I tried reading the proof that the intersection pairing on K3 surfaces is non-degenerate, in Huybrecht's Lectures on K3 Surfaces.
Let $(-,-)$ denote the intersection pairing of invertible sheaves on a K3 surface, and let $L'$ be an ample sheaf. Then Huybrechts writes that for non-trivial invertible sheaf $L \neq \mathcal{O}$, $(L, L') = 0$ implies $H^0(X, L) = 0$, and as a justification he cites the fact that $$(\mathcal{O}(C), L') = \deg(L'|_C) > 0$$ for any curve $C \subset X$. This shows that neither $L$ nor $L^*$ is of the form $L = \mathcal{O}(C)$, but I don't understand how to use that to conclude $H^0(L) = 0$.
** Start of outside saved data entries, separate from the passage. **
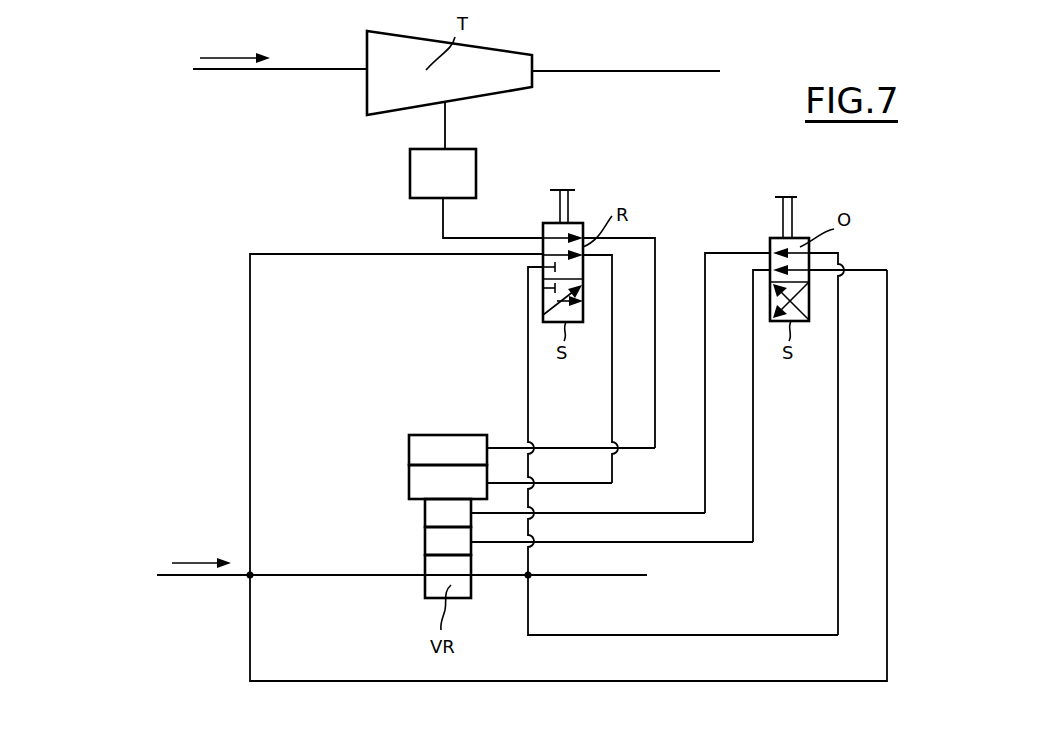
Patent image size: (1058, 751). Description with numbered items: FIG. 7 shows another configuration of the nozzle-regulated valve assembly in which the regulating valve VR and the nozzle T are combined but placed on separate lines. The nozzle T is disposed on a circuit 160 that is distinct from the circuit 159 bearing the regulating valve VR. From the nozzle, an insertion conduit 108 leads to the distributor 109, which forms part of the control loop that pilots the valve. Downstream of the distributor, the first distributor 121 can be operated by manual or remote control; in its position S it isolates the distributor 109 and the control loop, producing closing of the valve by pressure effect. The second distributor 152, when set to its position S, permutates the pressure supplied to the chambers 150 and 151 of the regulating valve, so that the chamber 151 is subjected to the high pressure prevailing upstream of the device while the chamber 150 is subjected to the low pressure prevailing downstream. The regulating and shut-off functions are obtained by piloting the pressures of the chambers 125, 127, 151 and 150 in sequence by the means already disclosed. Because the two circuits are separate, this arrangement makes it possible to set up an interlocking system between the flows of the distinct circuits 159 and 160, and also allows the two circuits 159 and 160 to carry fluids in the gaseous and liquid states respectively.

The circuit 160 is at (330, 70).
The insertion conduit 108 is at (466, 108).
The distributor 109 is at (462, 182).
The first distributor 121 is at (563, 195).
The second distributor 152 is at (787, 197).
The chamber 127 is at (466, 463).
The chamber 125 is at (466, 495).
The chamber 151 is at (464, 525).
The chamber 150 is at (464, 553).
The circuit 159 is at (349, 574).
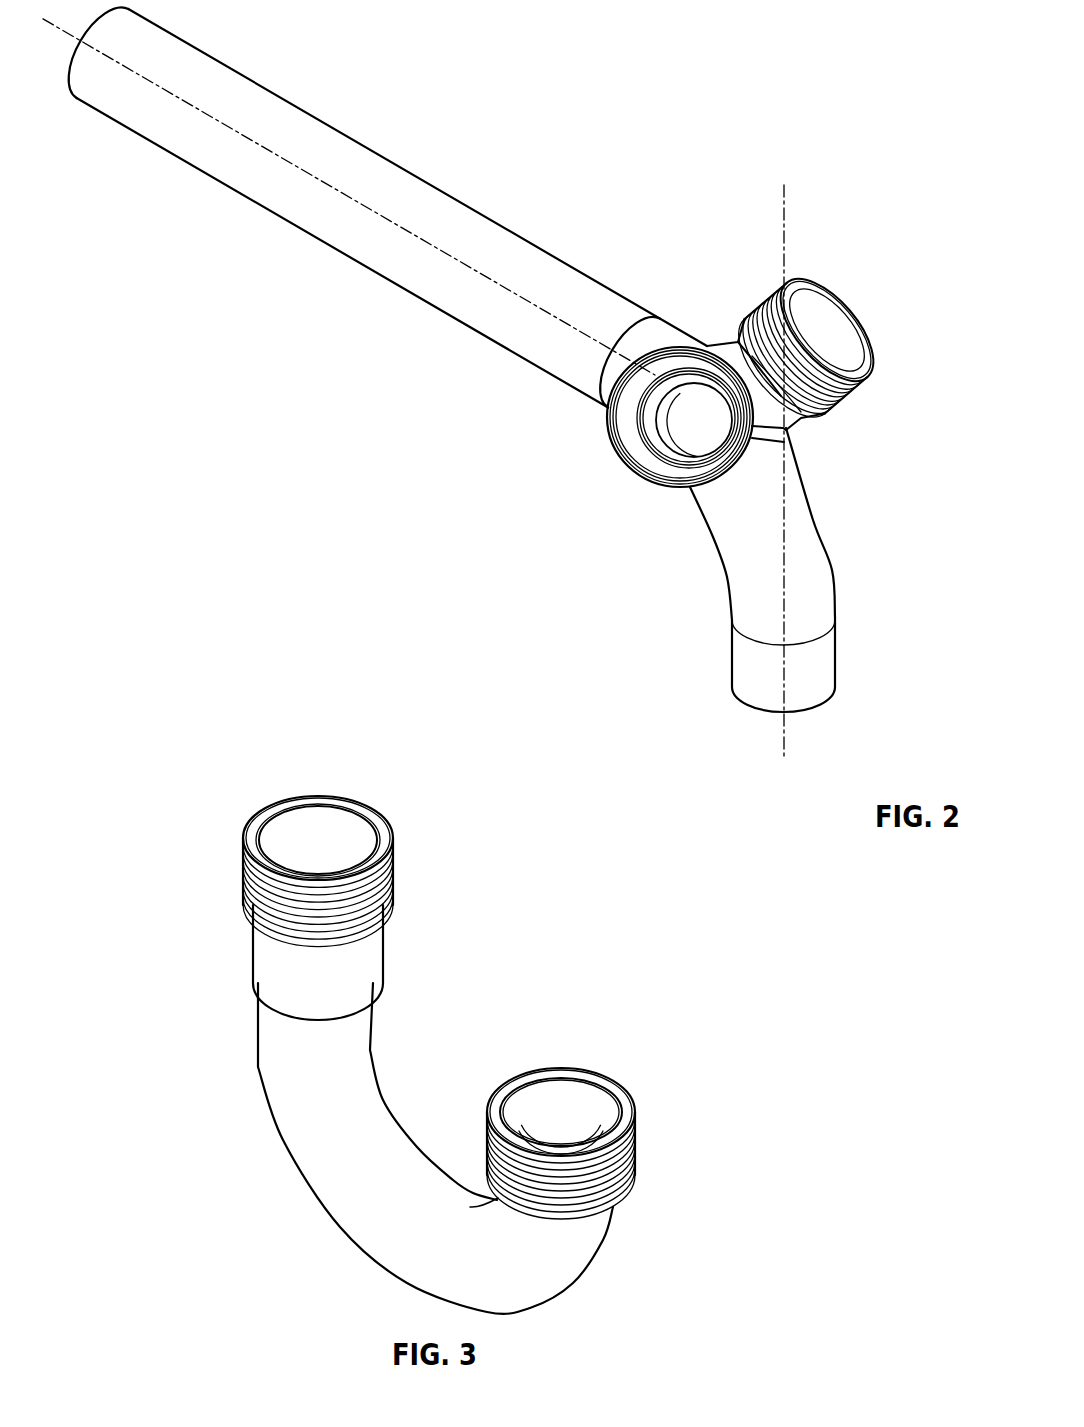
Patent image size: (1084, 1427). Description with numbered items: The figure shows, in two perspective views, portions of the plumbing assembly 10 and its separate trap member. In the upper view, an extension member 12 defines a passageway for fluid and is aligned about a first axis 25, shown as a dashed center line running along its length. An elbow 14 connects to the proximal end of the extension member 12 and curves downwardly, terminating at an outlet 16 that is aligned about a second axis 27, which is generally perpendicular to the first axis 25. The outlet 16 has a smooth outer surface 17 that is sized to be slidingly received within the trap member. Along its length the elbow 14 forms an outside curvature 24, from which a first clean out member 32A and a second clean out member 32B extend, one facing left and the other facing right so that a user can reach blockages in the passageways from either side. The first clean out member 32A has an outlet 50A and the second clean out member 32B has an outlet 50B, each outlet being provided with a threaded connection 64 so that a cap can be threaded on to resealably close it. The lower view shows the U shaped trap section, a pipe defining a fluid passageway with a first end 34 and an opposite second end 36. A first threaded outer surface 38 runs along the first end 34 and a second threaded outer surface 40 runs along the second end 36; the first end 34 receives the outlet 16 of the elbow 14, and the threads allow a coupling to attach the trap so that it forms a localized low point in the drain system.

In FIG. 2, the plumbing assembly 10 is at (471, 393).
In FIG. 2, the extension member 12 is at (375, 207).
In FIG. 2, the first axis 25 is at (165, 85).
In FIG. 2, the elbow 14 is at (792, 482).
In FIG. 2, the outlet 16 is at (822, 707).
In FIG. 2, the smooth outer surface 17 is at (825, 667).
In FIG. 2, the outside curvature 24 is at (816, 440).
In FIG. 2, the second axis 27 is at (783, 742).
In FIG. 2, the first clean out member 32A is at (623, 440).
In FIG. 2, the second clean out member 32B is at (788, 325).
In FIG. 2, the outlet of first clean out member 50A is at (835, 320).
In FIG. 2, the outlet of second clean out member 50B is at (633, 457).
In FIG. 2, the threaded connection 64 is at (683, 485).
In FIG. 3, the first end 34 is at (599, 1121).
In FIG. 3, the second end 36 is at (284, 864).
In FIG. 3, the first threaded outer surface 38 is at (637, 1143).
In FIG. 3, the second threaded outer surface 40 is at (243, 868).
Note that nonzero section $s\in H^0(X,L)$ corresponds up to a function $\Gamma(X,\mathcal{O}_X)^* = \mathbb{k}^*$ to an effective divisor $C$ such that $\mathcal{O}(C) \cong L$ (in fact $C$ is a divisor of zeros of $s$). If $L\neq \mathcal{O}_X$, then $s$ has nontrivial divisor of zeros and hence $C\neq \emptyset$ is a curve. Thus if $H^0(X,L)\neq 0$ and $(L,L')=0$, then for some curve $C$ on $X$ we have $$0 = (L,L') = (\mathcal{O}(C),L') = \mathrm{deg}(L'_{\mid C}) > 0$$ and this is a contradiction.